При отступлении фашистских войск осенью 1943 г. оккупационный режим вступил в свою последнюю фазу, которая продолжалась до полного изгнания агрессоров с советской территории в течение лета 1944 г. Лишь там, где фашистские органы могли еще сконцентрировать крупные вооруженные силы, им удавалось продолжать свою варварскую оккупационную политику. Это положение сложилось в связи с тем, что район операций фашистских войск все больше перемещался на запад и осенью 1943 г. постепенно начал охватывать всю еще остающуюся оккупированной советскую территорию. Вермахт в этой обстановке все больше и больше становился общим носителем и главным исполнителем оккупационного режима. Прежде всего, он осуществлял политику «выжженной земли», широко применяемую при отходе гитлеровских войск, что вело к дальнейшему разорению советских районов. Вермахт проводил также массовый угон населения во время фашистской эвакуации. Кроме того, органы военной власти и командующие армиями и группами армий были виновны в осуществленных в последней фазе оккупационного режима убийствах [350] сетей тысяч советских граждан, находившихся в тюрьмах и концентрационных лагерях.

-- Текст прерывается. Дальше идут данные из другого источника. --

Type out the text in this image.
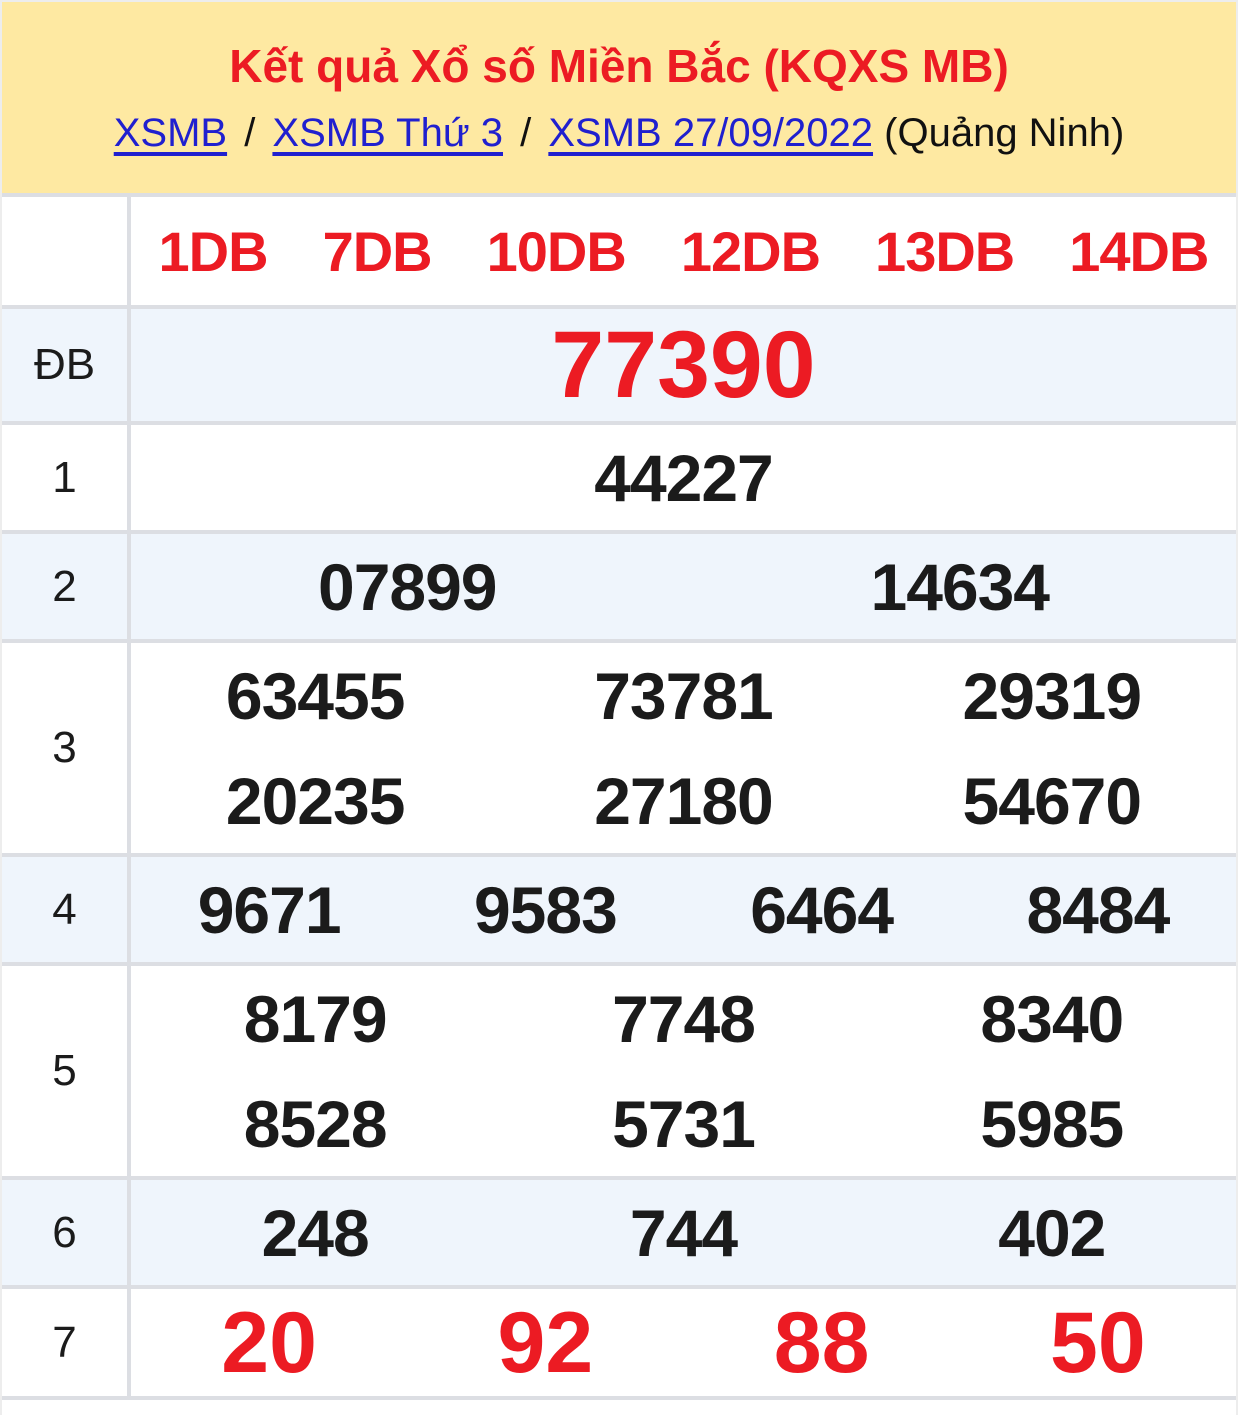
Kết quả Xổ số Miền Bắc (KQXS MB)
XSMB / XSMB Thứ 3 / XSMB 27/09/2022 (Quảng Ninh)
1DB 7DB 10DB 12DB 13DB 14DB
ĐB	77390
1	44227
2	07899	14634
3
63455	73781	29319
20235	27180	54670
4	9671 9583 6464 8484
5
8179	7748	8340
8528	5731	5985
6	248	744	402
7	20 92 88 50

Во всех этих мероприятиях выразилось полностью поддержанное военным руководством стремление главарей Германии как можно больше навредить Советскому Союзу путем полного разрушения его материально-технической базы и нанесения урона населению оккупированных районов, тем самым осуществлялись преступные цели агрессивной войны даже при условии окончательного ее провала.

Исследование этой проблемы, результаты которого даны в настоящей книге, показывает, что вермахту — военному инструменту германо-фашистского империализма в его попытках осуществить с помощью оккупационного режима свои классовые задачи в СССР отводилась решающая роль. Основной опорой этого режима оказался военный аппарат — активный инструмент оккупационной политики, который в своих мероприятиях и методах был таким же беззастенчивым и жестоким, как и остальные органы власти фашистской Германии.

Широкое участие вермахта в преступлениях против первого социалистического государства и его народов при осуществлении оккупационных целей было неоспоримо. При этом собственная активность и относительная самостоятельность военных органов в рамках оккупационного режима показывают в полном объеме их ответственность за злодеяния в данной сфере, опровергают легенды об аполитичности вермахта и его руководителей.

Следующими функциями военных органов было их участие в создании каторжного режима для советского населения и тесная связь с другими фашистскими органами власти. Развивавшиеся при этом формы и методы взаимодействия также характеризовали вермахт и его руководителей как полностью интегрированную составную часть фашистской господствующей системы. Эти формы и методы подчеркивали, что оккупационный режим во всех его областях представлял собой в конечном счете единую, управляемую государственно-монополистическим аппаратом общую систему, определявшуюся общими целями, тесно переплетенными друг с другом. Они демонстрировали, в частности, теснейшую связь германских монополий с военной кликой в рамках антисоветских агрессивно-оккупационных целей. Данное исследование [351] позволяет установить, что союз вермахта с фашистской политикой во время второй мировой войны был самым тесным и имел единую направленность против Советского Союза. Это находило особенно характерное выражение в создании специальных органов монополий и военных главарей в государственно-монополистической системе руководства и оказывало решающее влияние на общий комплекс политических, экономических и военных мероприятий оккупационного режима.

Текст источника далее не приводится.